RoboRecital Anything but Traditional

NEW YORK (June 10, 2005) — If you received an invitation to a performance last November of works by Juilliard composition student J. Brendan Adamson, you might have thought there was a typo at the top: the traditional "recital" looked as if a computer hiccup had twisted it into a "RoboRecital."

J. Brendan Adamson's
A portion of the "ensemble" assembled for J. Brendan Adamson's "RoboRecital" at the Juilliard School (L to R): a Yamaha Disklavier, Paul Hall's Holtkamp pipe organ console, and a "GuitarBot" and a "ModBot."
But that's what listeners got when they gathered for the event at Paul Hall in New York. Onstage, alongside the computer controlled Holtkamp pipe organ console, were a "GuitarBot," consisting of four disembodied guitar necks with MIDI interface; "ModBots," an automated electronic percussion setup that would look at home on the set of Lost In Space; and a Yamaha Disklavier® piano. And when the music began, this vista remained as it was, undisturbed by human interference.

The concert reflected Adamson's fascination with mechanical performance, an interest ignited by Conlon Nancarrow's works. With its impossibly fast and complex runs and rhythms, all of it punched onto piano rolls and run back through the mechanism of the player piano, the Nancarrow catalog makes much of its impact by defying preconceptions of what can and cannot be played on a familiar instrument.

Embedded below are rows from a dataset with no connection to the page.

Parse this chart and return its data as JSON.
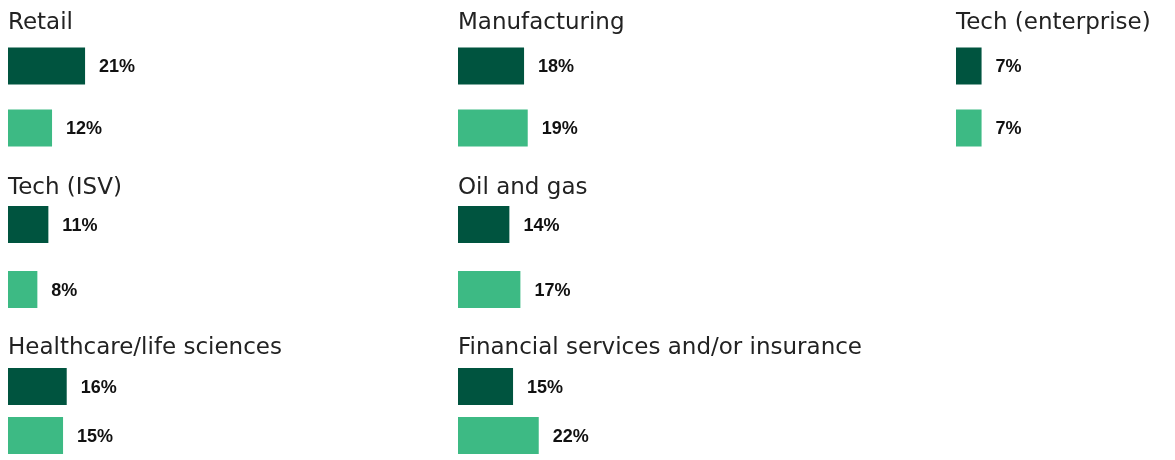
{
  "chart_data": [
    {
      "type": "bar",
      "orientation": "horizontal",
      "title": "Retail",
      "categories": [
        null,
        null
      ],
      "values": [
        21,
        12
      ],
      "colors": [
        "#00543f",
        "#3dba84"
      ],
      "value_labels": [
        "21%",
        "12%"
      ],
      "tick_labels": false
    },
    {
      "type": "bar",
      "orientation": "horizontal",
      "title": "Manufacturing",
      "categories": [
        null,
        null
      ],
      "values": [
        18,
        19
      ],
      "colors": [
        "#00543f",
        "#3dba84"
      ],
      "value_labels": [
        "18%",
        "19%"
      ],
      "tick_labels": false
    },
    {
      "type": "bar",
      "orientation": "horizontal",
      "title": "Tech (enterprise)",
      "categories": [
        null,
        null
      ],
      "values": [
        7,
        7
      ],
      "colors": [
        "#00543f",
        "#3dba84"
      ],
      "value_labels": [
        "7%",
        "7%"
      ],
      "tick_labels": false
    },
    {
      "type": "bar",
      "orientation": "horizontal",
      "title": "Tech (ISV)",
      "categories": [
        null,
        null
      ],
      "values": [
        11,
        8
      ],
      "colors": [
        "#00543f",
        "#3dba84"
      ],
      "value_labels": [
        "11%",
        "8%"
      ],
      "tick_labels": false
    },
    {
      "type": "bar",
      "orientation": "horizontal",
      "title": "Oil and gas",
      "categories": [
        null,
        null
      ],
      "values": [
        14,
        17
      ],
      "colors": [
        "#00543f",
        "#3dba84"
      ],
      "value_labels": [
        "14%",
        "17%"
      ],
      "tick_labels": false
    },
    {
      "type": "bar",
      "orientation": "horizontal",
      "title": "Healthcare/life sciences",
      "categories": [
        null,
        null
      ],
      "values": [
        16,
        15
      ],
      "colors": [
        "#00543f",
        "#3dba84"
      ],
      "value_labels": [
        "16%",
        "15%"
      ],
      "tick_labels": false
    },
    {
      "type": "bar",
      "orientation": "horizontal",
      "title": "Financial services and/or insurance",
      "categories": [
        null,
        null
      ],
      "values": [
        15,
        22
      ],
      "colors": [
        "#00543f",
        "#3dba84"
      ],
      "value_labels": [
        "15%",
        "22%"
      ],
      "tick_labels": false
    }
  ]
}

The Disklavier offers a means to achieve similar results without the labor that it took Nancarrow to complete each of his rolls. "Lots of people think of the Disklavier as a way to record and reproduce a live pianist's performance," Adamson says. "But I use it for its ability to exceed physical limitations. Speed, accuracy and precision are limitless with this instrument."

Over the past three years Adamson has written five pieces with and for the Disklavier, several of which – Two Studies for Player Piano (2002), Tides Times Two for Player Piano (2004), and Study for Player Piano (2004) – were featured in the RoboRecital, along with pieces for the organ, GuitarBot, and ModBots, leading to a grand finale with all four instruments playing simultaneously.

While the concept of machines playing themselves is integral to these compositions, Adamson insists that the human element is just as essential, if not quite as apparent. "I did pre-program every aspect of performance, but for most of the audience this was the first time they had heard these works," he explains. "And since I do have complete control over how it sounds, I can conceivably change things from one concert to the next. The subtle interaction of a live performance may not be there in the same way, but the performance itself is fresh to the audiences. I am the interpreter as well as the composer; when you think of it that way, it's not that different from traditional performances."